Earlier in the evening our own Simone Lasher gave a brief presentation on the history of Walpurgisnacht (or Hexennacht, as some call it), Lee set the mood with some traditional folk music, and Harq al-Ada (a chaplain for the United Aspects of Satan) led the gathering through the Invocation of Leviathan, a Satanic meditation exercise exploring the role of community in Satanists’ lives.

During the past year we’ve had no outbreaks from Satanic gatherings and lost none of our members to illness, but many of us have suffered the psychological effects of isolation as sharply as anybody. We hope that soon we can resume living in sin just as we did before the pandemic, and we’re happy that sound science and competent public guidance seems to be putting the Bay Area on a path out of purgatory.

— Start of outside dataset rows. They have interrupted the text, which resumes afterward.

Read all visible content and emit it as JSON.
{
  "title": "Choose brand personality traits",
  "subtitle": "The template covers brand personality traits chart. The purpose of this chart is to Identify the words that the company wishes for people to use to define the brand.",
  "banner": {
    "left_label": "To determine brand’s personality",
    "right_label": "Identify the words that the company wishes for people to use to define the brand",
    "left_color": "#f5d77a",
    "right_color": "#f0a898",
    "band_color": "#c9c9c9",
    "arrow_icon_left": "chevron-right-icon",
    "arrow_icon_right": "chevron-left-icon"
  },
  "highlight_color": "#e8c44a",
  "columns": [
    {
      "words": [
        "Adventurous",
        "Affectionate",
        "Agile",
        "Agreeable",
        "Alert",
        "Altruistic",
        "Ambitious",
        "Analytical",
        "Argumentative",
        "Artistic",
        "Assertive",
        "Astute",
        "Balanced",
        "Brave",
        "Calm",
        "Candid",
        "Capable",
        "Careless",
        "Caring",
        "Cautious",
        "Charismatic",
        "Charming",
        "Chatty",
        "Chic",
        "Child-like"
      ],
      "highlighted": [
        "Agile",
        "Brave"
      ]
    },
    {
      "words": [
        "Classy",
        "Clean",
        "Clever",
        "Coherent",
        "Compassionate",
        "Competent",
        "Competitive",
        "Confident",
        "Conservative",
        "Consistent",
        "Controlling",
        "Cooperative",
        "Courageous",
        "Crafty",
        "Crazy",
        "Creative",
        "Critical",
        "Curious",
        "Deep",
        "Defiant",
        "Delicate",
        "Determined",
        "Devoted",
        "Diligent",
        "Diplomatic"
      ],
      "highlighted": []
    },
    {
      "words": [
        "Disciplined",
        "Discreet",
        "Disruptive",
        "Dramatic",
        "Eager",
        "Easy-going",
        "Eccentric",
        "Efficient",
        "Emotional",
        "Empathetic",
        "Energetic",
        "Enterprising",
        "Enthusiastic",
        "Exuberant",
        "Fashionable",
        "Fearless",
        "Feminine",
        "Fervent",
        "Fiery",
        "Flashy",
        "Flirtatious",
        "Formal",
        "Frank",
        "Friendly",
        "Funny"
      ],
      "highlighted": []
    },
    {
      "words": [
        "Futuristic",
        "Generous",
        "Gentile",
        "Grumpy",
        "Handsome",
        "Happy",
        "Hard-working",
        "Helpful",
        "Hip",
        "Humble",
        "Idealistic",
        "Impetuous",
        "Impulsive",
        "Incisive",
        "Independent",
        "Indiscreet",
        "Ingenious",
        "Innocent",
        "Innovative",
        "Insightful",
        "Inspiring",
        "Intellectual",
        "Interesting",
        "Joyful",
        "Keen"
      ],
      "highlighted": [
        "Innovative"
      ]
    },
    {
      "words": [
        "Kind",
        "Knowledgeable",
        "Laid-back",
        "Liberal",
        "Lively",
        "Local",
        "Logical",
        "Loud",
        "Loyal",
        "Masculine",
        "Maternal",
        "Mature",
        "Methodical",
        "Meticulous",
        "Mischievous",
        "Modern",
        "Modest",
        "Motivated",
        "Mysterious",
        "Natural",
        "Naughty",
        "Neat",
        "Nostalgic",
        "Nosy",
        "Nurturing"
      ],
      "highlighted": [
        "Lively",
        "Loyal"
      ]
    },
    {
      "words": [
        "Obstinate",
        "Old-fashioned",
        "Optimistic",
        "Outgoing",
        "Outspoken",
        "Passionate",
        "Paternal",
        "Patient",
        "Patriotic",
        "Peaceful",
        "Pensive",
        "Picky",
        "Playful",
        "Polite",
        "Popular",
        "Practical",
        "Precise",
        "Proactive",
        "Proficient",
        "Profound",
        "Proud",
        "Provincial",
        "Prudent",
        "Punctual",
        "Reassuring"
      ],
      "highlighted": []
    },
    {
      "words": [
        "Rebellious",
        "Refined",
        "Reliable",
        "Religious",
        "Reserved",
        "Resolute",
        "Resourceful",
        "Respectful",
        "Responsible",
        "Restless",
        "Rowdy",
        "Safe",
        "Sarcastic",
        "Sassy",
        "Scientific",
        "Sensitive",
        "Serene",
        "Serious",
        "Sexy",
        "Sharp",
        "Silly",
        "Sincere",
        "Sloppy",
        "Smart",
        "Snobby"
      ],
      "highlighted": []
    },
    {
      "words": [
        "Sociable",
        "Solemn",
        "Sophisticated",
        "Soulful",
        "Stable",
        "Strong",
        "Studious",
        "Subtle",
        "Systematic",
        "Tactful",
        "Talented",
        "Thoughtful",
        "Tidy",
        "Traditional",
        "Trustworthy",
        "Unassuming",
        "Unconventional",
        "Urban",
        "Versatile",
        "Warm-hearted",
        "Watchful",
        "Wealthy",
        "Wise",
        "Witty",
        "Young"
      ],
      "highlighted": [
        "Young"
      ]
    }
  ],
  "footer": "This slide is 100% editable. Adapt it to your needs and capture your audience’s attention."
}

In the meantime, we’ve taken comfort not only in each other’s examples from a distance, but as always in the example of Satan as he appears in art, literature, and popular culture, a character who reminds us, “We still must needs congratulate ourselves on having known pain, for pain has revealed to us new feelings, more precious and more sweet than those experienced in eternal bliss, and inspired us with love and pity unknown to Heaven.”